Attaque du détachement de gendarmerie d’Inata : Une vingtaine de morts et moult interrogations

Attaque du détachement de gendarmerie d’Inata : Une vingtaine de morts et moult interrogations

C’est la consternation et la désolation ce week-end pour la énième fois. Les chiffres font froid dans le dos. Sous réserve d’un bilan définitif, jamais les Forces armées nationales (FAN) n’avaient subi une telle perte dans la lutte contre le terrorisme.

Hier dimanche 14 novembre 2021, alors que les larmes provoquées par la perte des 7 policiers tués sur l’axe Dori-Essakane étaient encore chaudes, le Burkina Faso a de nouveau été frappé dans la même région. Selon des sources concordantes, cette attaque a visé le détachement de la gendarmerie basé à Inata dans la province du Soum (région du Sahel). «Ce dimanche 14 novembre 2021, vers 5 heures 30 minutes, le détachement de la gendarmerie d’Inata dans la province du Soum (région du Sahel) a fait l’objet d’une attaque terroriste. Des opérations sont en cours, les populations sont invitées à la vigilance et à coopérer pleinement avec les Forces. Un bilan sera communiqué ultérieurement», avait  indiqué l’Etat-major des Armées dans un communiqué publié au cours de la mi-journée.

L’attente de ce bilan sera longue.

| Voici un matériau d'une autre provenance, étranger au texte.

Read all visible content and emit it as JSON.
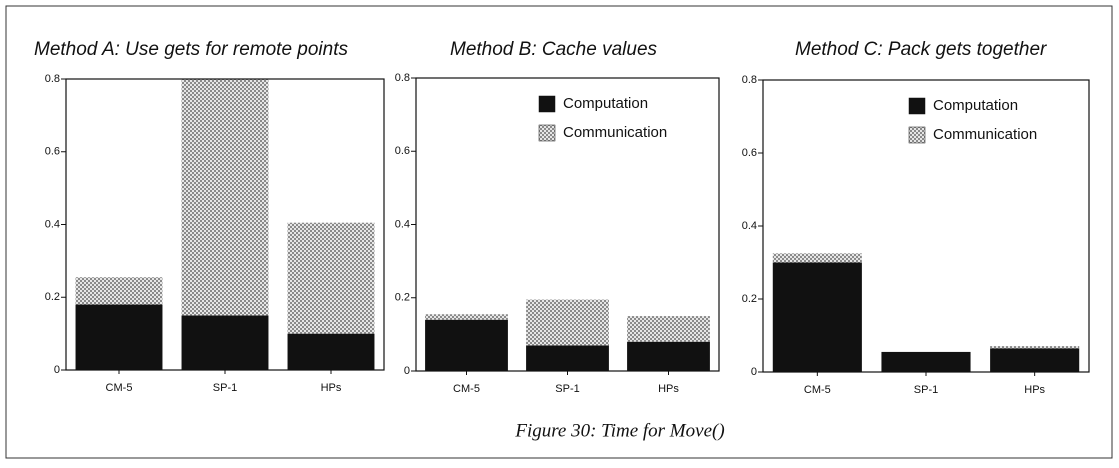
{
  "chart_data": [
    {
      "type": "bar",
      "stacked": true,
      "title": "Method A: Use gets for remote points",
      "categories": [
        "CM-5",
        "SP-1",
        "HPs"
      ],
      "series": [
        {
          "name": "Computation",
          "color": "#111111",
          "values": [
            0.18,
            0.15,
            0.1
          ]
        },
        {
          "name": "Communication",
          "color": "#8a8a8a",
          "pattern": "crosshatch",
          "values": [
            0.075,
            0.65,
            0.305
          ]
        }
      ],
      "ylim": [
        0,
        0.8
      ],
      "yticks": [
        0,
        0.2,
        0.4,
        0.6,
        0.8
      ]
    },
    {
      "type": "bar",
      "stacked": true,
      "title": "Method B: Cache values",
      "categories": [
        "CM-5",
        "SP-1",
        "HPs"
      ],
      "series": [
        {
          "name": "Computation",
          "color": "#111111",
          "values": [
            0.14,
            0.07,
            0.08
          ]
        },
        {
          "name": "Communication",
          "color": "#8a8a8a",
          "pattern": "crosshatch",
          "values": [
            0.015,
            0.125,
            0.07
          ]
        }
      ],
      "ylim": [
        0,
        0.8
      ],
      "yticks": [
        0,
        0.2,
        0.4,
        0.6,
        0.8
      ],
      "legend": "upper right"
    },
    {
      "type": "bar",
      "stacked": true,
      "title": "Method C: Pack gets together",
      "categories": [
        "CM-5",
        "SP-1",
        "HPs"
      ],
      "series": [
        {
          "name": "Computation",
          "color": "#111111",
          "values": [
            0.3,
            0.055,
            0.065
          ]
        },
        {
          "name": "Communication",
          "color": "#8a8a8a",
          "pattern": "crosshatch",
          "values": [
            0.025,
            0,
            0.006
          ]
        }
      ],
      "ylim": [
        0,
        0.8
      ],
      "yticks": [
        0,
        0.2,
        0.4,
        0.6,
        0.8
      ],
      "legend": "upper right"
    }
  ],
  "caption": "Figure 30: Time for Move()"
}
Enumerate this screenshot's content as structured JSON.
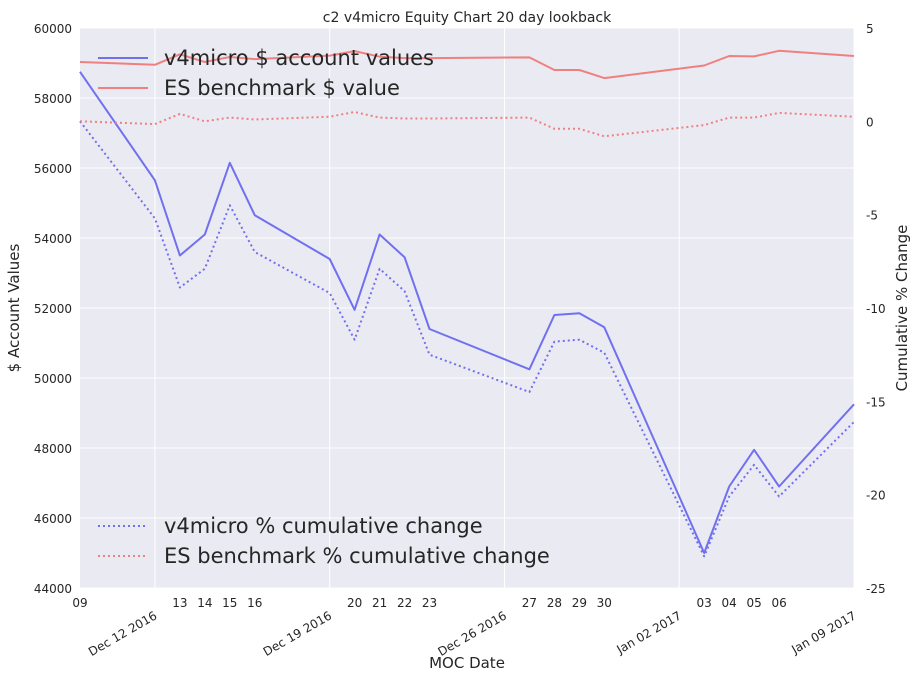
{
  "chart_data": {
    "type": "line",
    "title": "c2 v4micro Equity Chart 20 day lookback",
    "xlabel": "MOC Date",
    "ylabel_left": "$ Account Values",
    "ylabel_right": "Cumulative % Change",
    "ylim_left": [
      44000,
      60000
    ],
    "ylim_right": [
      -25,
      5
    ],
    "yticks_left": [
      "44000",
      "46000",
      "48000",
      "50000",
      "52000",
      "54000",
      "56000",
      "58000",
      "60000"
    ],
    "yticks_right": [
      "-25",
      "-20",
      "-15",
      "-10",
      "-5",
      "0",
      "5"
    ],
    "grid": true,
    "xlim": [
      "2016-12-09",
      "2017-01-09"
    ],
    "x_major_ticks": [
      {
        "date": "2016-12-12",
        "label": "Dec 12 2016"
      },
      {
        "date": "2016-12-19",
        "label": "Dec 19 2016"
      },
      {
        "date": "2016-12-26",
        "label": "Dec 26 2016"
      },
      {
        "date": "2017-01-02",
        "label": "Jan 02 2017"
      },
      {
        "date": "2017-01-09",
        "label": "Jan 09 2017"
      }
    ],
    "x_minor_ticks": [
      {
        "date": "2016-12-09",
        "label": "09"
      },
      {
        "date": "2016-12-13",
        "label": "13"
      },
      {
        "date": "2016-12-14",
        "label": "14"
      },
      {
        "date": "2016-12-15",
        "label": "15"
      },
      {
        "date": "2016-12-16",
        "label": "16"
      },
      {
        "date": "2016-12-20",
        "label": "20"
      },
      {
        "date": "2016-12-21",
        "label": "21"
      },
      {
        "date": "2016-12-22",
        "label": "22"
      },
      {
        "date": "2016-12-23",
        "label": "23"
      },
      {
        "date": "2016-12-27",
        "label": "27"
      },
      {
        "date": "2016-12-28",
        "label": "28"
      },
      {
        "date": "2016-12-29",
        "label": "29"
      },
      {
        "date": "2016-12-30",
        "label": "30"
      },
      {
        "date": "2017-01-03",
        "label": "03"
      },
      {
        "date": "2017-01-04",
        "label": "04"
      },
      {
        "date": "2017-01-05",
        "label": "05"
      },
      {
        "date": "2017-01-06",
        "label": "06"
      }
    ],
    "legend_upper": {
      "placement": "top-left",
      "entries": [
        "v4micro $ account values",
        "ES benchmark $ value"
      ]
    },
    "legend_lower": {
      "placement": "bottom-left",
      "entries": [
        "v4micro % cumulative change",
        "ES benchmark % cumulative change"
      ]
    },
    "series": [
      {
        "name": "v4micro $ account values",
        "axis": "left",
        "style": "solid",
        "color": "#7070f0",
        "x": [
          "2016-12-09",
          "2016-12-12",
          "2016-12-13",
          "2016-12-14",
          "2016-12-15",
          "2016-12-16",
          "2016-12-19",
          "2016-12-20",
          "2016-12-21",
          "2016-12-22",
          "2016-12-23",
          "2016-12-27",
          "2016-12-28",
          "2016-12-29",
          "2016-12-30",
          "2017-01-03",
          "2017-01-04",
          "2017-01-05",
          "2017-01-06",
          "2017-01-09"
        ],
        "y": [
          58750,
          55650,
          53500,
          54100,
          56150,
          54650,
          53400,
          51950,
          54100,
          53450,
          51400,
          50250,
          51800,
          51850,
          51450,
          45000,
          46900,
          47950,
          46900,
          49250
        ]
      },
      {
        "name": "ES benchmark $ value",
        "axis": "left",
        "style": "solid",
        "color": "#f08080",
        "x": [
          "2016-12-09",
          "2016-12-12",
          "2016-12-13",
          "2016-12-14",
          "2016-12-15",
          "2016-12-16",
          "2016-12-19",
          "2016-12-20",
          "2016-12-21",
          "2016-12-22",
          "2016-12-23",
          "2016-12-27",
          "2016-12-28",
          "2016-12-29",
          "2016-12-30",
          "2017-01-03",
          "2017-01-04",
          "2017-01-05",
          "2017-01-06",
          "2017-01-09"
        ],
        "y": [
          59030,
          58950,
          59250,
          59030,
          59170,
          59110,
          59210,
          59340,
          59180,
          59140,
          59140,
          59160,
          58800,
          58800,
          58570,
          58930,
          59200,
          59190,
          59350,
          59200
        ]
      },
      {
        "name": "v4micro % cumulative change",
        "axis": "right",
        "style": "dotted",
        "color": "#7070f0",
        "x": [
          "2016-12-09",
          "2016-12-12",
          "2016-12-13",
          "2016-12-14",
          "2016-12-15",
          "2016-12-16",
          "2016-12-19",
          "2016-12-20",
          "2016-12-21",
          "2016-12-22",
          "2016-12-23",
          "2016-12-27",
          "2016-12-28",
          "2016-12-29",
          "2016-12-30",
          "2017-01-03",
          "2017-01-04",
          "2017-01-05",
          "2017-01-06",
          "2017-01-09"
        ],
        "y": [
          0.0,
          -5.2,
          -8.9,
          -7.9,
          -4.5,
          -7.0,
          -9.2,
          -11.7,
          -7.9,
          -9.1,
          -12.5,
          -14.5,
          -11.8,
          -11.7,
          -12.4,
          -23.3,
          -20.1,
          -18.4,
          -20.1,
          -16.1
        ]
      },
      {
        "name": "ES benchmark % cumulative change",
        "axis": "right",
        "style": "dotted",
        "color": "#f08080",
        "x": [
          "2016-12-09",
          "2016-12-12",
          "2016-12-13",
          "2016-12-14",
          "2016-12-15",
          "2016-12-16",
          "2016-12-19",
          "2016-12-20",
          "2016-12-21",
          "2016-12-22",
          "2016-12-23",
          "2016-12-27",
          "2016-12-28",
          "2016-12-29",
          "2016-12-30",
          "2017-01-03",
          "2017-01-04",
          "2017-01-05",
          "2017-01-06",
          "2017-01-09"
        ],
        "y": [
          0.0,
          -0.15,
          0.4,
          0.0,
          0.2,
          0.1,
          0.25,
          0.5,
          0.2,
          0.15,
          0.15,
          0.2,
          -0.4,
          -0.4,
          -0.8,
          -0.2,
          0.2,
          0.2,
          0.45,
          0.25
        ]
      }
    ]
  }
}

C’est finalement aux environs de 19 heures que le ministre de la Sécurité, Maxime Lomboza Koné, viendra donner un bref coup d’arrêt aux supputations. «Au moins 20 morts dont 19 gendarmes et un civil ont perdu la vie dans cette attaque», confie-t-il en précisant qu’il s’agit d’un bilan provisoire. Nouvelle saignée donc, dans les rangs des Forces armées nationales  en lutte contre le terrorisme depuis 2015. En attendant d’en savoir davantage sur le bilan définitif, cette attaque vient en rajouter aux ressentiments de milliers de Burkinabè sur le «malaise» qui mine la grande muette dans ses actions.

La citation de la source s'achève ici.